= Elizabeth Baker (diarist) =

British diarist

Elizabeth Baker (c. 1720 – c. 1797) was an English secretary, diarist, and amateur geologist.

==Life==
Baker was from the English Midlands, where her father was a minister. She lived for a time in Coventry, Warwickshire.

She moved to Wales in 1770 to prospect for metals in the Dolgellau area of Merionethshire, but did not have the financial support of her partners to be able to complete the endeavour. She obtained a position with Hugh Vaughan (Note: Hugh Vaughan was the great-great grandson of antiquary Robert Vaughan.) as his secretary at Hengwrt until 1778. She lived there until his property was taken on behalf of his creditors. Baker then lived in Bryn Adda for about six years, followed by Dolgellau. She documented her experiences in ten diaries, which were held by the National Library of Wales, and excerpts were published in its journal. They are considered notable for the documentation of the history of the area. Vaughan was a solicitor, and her diary documents some of his legal proceedings.

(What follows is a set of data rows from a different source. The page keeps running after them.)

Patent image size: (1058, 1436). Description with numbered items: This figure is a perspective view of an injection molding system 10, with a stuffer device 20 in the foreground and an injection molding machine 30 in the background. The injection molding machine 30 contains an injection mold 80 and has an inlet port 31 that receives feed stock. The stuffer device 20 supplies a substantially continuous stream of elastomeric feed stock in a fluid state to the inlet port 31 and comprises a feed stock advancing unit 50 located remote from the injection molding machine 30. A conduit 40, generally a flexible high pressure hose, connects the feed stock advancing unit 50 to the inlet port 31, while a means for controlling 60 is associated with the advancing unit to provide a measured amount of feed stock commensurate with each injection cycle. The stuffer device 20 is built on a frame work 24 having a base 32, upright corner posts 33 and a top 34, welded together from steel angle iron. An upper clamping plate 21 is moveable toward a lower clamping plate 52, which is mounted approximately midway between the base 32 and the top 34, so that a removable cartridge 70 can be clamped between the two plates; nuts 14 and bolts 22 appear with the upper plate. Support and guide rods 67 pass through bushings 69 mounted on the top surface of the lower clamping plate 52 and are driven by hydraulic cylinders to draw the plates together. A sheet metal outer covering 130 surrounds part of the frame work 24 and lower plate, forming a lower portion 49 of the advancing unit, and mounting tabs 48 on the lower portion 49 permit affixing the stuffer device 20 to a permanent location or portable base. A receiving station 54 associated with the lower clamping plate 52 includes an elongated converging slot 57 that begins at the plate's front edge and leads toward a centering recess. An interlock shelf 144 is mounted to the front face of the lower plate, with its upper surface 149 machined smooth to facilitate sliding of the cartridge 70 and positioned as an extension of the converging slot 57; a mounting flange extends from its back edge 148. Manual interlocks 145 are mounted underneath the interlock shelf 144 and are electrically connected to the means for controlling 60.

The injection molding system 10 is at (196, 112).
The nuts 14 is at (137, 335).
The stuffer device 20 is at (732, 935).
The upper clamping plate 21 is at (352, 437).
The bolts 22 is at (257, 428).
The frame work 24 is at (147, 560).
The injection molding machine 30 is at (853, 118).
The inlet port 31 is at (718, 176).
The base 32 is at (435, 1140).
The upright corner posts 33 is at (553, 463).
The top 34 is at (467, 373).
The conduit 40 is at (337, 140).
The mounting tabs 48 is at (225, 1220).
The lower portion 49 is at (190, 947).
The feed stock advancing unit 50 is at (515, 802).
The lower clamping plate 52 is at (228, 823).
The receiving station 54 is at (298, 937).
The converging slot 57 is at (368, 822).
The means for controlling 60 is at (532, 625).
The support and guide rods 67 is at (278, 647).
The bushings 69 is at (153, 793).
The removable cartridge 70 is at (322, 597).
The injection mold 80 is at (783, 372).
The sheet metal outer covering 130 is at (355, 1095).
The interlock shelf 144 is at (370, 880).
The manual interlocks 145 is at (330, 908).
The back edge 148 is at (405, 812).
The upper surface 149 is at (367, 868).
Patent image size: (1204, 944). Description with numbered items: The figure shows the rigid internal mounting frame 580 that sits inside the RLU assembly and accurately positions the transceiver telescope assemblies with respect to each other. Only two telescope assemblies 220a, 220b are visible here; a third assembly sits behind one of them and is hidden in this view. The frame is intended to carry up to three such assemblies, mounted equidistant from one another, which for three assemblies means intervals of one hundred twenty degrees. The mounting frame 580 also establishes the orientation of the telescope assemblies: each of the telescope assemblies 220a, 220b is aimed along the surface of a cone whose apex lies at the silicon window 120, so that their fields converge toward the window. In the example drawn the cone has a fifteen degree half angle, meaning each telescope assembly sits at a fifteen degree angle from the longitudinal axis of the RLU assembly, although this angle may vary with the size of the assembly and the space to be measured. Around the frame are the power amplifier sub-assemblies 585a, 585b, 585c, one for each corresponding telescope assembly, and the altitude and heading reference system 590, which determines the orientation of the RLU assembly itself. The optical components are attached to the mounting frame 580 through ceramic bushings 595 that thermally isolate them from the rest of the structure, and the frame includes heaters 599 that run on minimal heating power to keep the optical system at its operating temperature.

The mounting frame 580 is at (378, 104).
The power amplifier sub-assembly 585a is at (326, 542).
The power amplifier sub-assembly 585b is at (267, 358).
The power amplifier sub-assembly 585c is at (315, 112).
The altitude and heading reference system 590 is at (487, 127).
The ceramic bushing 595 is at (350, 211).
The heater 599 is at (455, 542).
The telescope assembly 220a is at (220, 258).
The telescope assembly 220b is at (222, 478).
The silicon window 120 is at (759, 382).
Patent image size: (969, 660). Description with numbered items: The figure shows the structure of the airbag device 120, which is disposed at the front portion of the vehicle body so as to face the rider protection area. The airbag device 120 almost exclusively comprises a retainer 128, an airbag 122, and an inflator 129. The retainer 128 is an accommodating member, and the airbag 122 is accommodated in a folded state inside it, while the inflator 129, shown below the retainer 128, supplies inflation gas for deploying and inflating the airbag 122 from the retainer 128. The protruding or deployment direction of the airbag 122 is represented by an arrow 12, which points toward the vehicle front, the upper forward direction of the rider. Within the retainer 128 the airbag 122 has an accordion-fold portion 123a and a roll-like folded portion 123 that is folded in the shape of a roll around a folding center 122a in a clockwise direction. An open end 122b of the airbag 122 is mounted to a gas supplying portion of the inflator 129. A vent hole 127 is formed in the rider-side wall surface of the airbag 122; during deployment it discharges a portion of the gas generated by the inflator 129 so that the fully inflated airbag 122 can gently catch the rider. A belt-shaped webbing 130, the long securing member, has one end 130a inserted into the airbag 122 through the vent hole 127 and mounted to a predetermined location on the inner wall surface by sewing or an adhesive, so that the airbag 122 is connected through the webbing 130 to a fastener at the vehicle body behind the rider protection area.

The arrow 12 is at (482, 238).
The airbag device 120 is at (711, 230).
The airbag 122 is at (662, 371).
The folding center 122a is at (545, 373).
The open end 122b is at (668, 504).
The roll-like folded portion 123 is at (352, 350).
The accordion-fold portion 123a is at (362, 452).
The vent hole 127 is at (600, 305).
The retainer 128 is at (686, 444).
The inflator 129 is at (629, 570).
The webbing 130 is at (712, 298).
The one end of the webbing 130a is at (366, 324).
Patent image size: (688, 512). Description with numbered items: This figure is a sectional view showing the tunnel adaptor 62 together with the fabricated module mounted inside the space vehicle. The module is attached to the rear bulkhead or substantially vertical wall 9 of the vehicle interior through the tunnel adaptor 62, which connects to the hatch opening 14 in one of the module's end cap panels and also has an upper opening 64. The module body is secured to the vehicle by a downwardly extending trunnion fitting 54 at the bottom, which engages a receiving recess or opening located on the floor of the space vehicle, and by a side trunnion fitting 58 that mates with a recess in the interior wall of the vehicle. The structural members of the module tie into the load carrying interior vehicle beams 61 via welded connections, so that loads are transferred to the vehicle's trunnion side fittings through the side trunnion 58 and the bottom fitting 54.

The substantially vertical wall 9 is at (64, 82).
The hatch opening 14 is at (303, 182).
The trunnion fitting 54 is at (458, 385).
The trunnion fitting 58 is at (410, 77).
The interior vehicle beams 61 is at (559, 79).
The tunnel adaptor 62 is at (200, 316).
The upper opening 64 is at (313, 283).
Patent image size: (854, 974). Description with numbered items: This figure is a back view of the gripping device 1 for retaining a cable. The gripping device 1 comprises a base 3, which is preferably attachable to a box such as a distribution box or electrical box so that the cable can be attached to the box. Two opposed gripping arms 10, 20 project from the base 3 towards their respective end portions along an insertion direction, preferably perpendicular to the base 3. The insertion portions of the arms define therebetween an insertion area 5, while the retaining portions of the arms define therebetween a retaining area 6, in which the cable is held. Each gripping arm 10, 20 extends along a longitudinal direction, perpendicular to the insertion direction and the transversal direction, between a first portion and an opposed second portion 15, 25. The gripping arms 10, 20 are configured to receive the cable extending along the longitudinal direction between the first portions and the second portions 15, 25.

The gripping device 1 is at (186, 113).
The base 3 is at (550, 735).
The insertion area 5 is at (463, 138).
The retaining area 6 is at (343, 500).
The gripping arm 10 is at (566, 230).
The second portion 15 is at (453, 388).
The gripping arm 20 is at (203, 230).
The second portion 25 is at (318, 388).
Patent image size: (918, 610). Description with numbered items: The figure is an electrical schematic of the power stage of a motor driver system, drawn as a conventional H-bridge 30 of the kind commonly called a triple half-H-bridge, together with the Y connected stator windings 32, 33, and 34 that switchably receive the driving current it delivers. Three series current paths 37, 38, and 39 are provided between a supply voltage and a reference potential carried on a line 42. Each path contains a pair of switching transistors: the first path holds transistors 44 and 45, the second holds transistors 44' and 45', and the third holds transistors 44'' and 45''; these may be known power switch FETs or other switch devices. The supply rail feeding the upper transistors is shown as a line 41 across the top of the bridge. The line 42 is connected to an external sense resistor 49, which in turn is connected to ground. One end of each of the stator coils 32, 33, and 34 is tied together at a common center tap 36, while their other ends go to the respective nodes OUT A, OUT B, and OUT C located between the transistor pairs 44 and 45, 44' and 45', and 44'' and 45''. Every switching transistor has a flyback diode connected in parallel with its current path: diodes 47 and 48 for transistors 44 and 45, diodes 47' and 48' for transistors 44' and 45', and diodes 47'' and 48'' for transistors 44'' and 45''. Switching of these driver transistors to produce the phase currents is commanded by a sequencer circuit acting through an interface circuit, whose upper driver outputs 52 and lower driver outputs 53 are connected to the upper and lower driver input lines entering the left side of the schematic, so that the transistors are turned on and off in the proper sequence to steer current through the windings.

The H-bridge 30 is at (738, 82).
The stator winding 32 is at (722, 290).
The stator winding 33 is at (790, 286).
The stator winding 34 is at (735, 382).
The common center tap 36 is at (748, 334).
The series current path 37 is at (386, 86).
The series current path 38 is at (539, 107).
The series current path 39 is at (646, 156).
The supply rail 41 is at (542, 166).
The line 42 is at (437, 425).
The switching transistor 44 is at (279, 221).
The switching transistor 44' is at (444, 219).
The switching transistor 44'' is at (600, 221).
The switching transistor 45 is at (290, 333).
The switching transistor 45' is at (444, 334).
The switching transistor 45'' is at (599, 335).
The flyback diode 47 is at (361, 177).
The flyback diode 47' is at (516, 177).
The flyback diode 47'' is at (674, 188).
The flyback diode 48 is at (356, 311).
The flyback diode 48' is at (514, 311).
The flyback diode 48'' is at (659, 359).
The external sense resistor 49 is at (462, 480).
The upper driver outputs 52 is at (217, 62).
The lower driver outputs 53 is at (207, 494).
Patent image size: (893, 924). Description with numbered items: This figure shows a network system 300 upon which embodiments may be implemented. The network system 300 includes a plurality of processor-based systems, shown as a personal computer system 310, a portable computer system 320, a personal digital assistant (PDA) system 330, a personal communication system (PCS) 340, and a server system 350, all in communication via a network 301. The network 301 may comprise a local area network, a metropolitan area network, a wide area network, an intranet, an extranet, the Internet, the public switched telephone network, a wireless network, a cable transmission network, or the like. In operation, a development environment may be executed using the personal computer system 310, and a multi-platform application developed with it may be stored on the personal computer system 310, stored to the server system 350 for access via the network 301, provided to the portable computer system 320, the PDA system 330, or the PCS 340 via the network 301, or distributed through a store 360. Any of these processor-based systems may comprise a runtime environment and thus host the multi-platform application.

Correspondence that was archived with her diaries show that she was alive until 1797. She is believed to be the Elizabeth Baker who was buried in Dolgellau in 1799. (Note: The Dictionary of Welsh Biography states that she died on 26 November 1789, and was buried in the Dolgellau churchyard.) Identified as Mrs. Baker, her papers and diaries from the period from 1740 to 1798 were archived at the National Library of Wales.